The Conversation: FCW's reporters and editors respond to your comments.
In a comment on FCW's April 15 article, "Sketching the big picture on big data," a reader offered a definition of the term: An easily scalable system of unstructured data with accompanying tools that can efficiently pull structured datasets.
Frank Konkel responds: While I do not disagree with your definition, I believe some people might add or subtract bits to it. Your definition wisely includes "easily scalable," which actually answers one question that some big data definitions seem to (conveniently?) leave out: How big the big data actually is. The phrase "easily scalable" tells the user that there really isn't a limit on size here – if it is scalable, we'll get there.

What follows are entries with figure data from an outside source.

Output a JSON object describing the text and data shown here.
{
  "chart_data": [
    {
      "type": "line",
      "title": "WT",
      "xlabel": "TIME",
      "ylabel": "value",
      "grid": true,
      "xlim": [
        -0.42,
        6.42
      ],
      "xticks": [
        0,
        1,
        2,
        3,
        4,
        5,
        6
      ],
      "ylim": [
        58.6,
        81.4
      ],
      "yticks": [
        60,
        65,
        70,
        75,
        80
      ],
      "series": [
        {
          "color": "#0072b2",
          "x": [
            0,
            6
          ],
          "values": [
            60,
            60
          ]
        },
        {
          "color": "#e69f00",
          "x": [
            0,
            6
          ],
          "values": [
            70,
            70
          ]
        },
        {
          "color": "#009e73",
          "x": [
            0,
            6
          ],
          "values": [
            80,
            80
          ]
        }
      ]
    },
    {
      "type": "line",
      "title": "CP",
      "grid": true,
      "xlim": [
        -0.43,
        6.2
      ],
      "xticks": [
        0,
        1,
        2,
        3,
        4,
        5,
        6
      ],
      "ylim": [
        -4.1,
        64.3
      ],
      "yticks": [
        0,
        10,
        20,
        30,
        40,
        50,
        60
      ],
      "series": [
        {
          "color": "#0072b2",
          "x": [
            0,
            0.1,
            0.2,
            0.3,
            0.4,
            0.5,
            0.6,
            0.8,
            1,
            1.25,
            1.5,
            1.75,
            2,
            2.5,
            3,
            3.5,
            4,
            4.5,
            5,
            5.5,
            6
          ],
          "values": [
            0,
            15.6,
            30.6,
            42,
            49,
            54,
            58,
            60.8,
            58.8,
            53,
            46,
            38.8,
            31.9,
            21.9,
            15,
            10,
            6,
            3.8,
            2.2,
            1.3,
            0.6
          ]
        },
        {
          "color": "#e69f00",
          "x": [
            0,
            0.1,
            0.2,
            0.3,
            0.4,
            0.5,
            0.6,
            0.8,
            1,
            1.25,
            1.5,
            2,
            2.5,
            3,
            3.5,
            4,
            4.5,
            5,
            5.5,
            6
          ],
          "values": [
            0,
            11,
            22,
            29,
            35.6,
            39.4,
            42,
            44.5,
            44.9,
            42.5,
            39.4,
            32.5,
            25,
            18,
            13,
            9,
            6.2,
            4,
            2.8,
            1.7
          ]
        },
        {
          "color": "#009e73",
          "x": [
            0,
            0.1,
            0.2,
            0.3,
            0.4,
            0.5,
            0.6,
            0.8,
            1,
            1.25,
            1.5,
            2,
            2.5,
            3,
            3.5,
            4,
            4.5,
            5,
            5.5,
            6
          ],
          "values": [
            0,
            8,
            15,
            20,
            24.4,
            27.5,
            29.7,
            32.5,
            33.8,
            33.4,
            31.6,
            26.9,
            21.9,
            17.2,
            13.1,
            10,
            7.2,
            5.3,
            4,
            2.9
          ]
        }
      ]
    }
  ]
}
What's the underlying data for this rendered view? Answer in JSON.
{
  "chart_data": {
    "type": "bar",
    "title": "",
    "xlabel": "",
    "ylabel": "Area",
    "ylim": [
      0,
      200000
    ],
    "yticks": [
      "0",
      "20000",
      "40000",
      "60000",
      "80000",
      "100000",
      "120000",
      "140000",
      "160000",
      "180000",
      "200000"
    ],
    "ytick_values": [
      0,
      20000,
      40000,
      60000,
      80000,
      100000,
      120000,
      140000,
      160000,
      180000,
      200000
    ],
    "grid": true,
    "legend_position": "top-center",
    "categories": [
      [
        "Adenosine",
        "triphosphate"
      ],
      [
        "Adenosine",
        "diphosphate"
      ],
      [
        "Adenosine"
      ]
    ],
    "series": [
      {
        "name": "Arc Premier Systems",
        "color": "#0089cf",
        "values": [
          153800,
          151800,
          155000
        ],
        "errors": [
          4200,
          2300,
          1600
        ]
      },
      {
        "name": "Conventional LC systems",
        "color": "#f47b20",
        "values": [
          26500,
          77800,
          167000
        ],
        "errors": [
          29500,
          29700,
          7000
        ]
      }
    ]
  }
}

However, I'm not sure I agree that big data has to be unstructured. For example, the National Oceanic and Atmospheric Administration, an agency within the U.S. Department of Commerce, uses pools of structured data from different sources (including satellites and ground-based observatories) in its climate modeling and weather forecasting. These data troves are large – terabytes and bigger – and in some cases, like weather prediction, high-end computers spit out storm models in real-time on the order of several times per day. Is that big data? Depending on who you ask, it might be.
What about at the United States Postal Service? USPS' supercomputing facilities in Minnesota process and detect fraud on 6,100 mail pieces per second, or about 528 million each day. The time it takes to scan one piece at a post office and compare the data against a database of 400 billion objects? Less than 100 milliseconds. Is that big data? Again, it might depend on who you ask.
In addition, while I agree it's nice to pull structured datasets from unstructured data, I feel like one thing missing from most big data definitions is the "why" factor. You're structuring this data – hopefully – for a purpose: to develop actionable insights. Why else would be doing big data, right? Yet only some definitions seem to include the "value" aspect, one of the "v" words that also include volume, veracity, variety and velocity.
Teradata's Bill Franks, who recently authored a book on big data, argues that value is the single most important factor in all of big data. Is it not reasonable to think that aspect might be outlined in any big data definition?
Because big data is relatively new on the IT scene, I suspect ambiguity regarding its definition and uses for a while. But just like cloud computing, its definition, along with its practical uses, will be cemented in the years to come.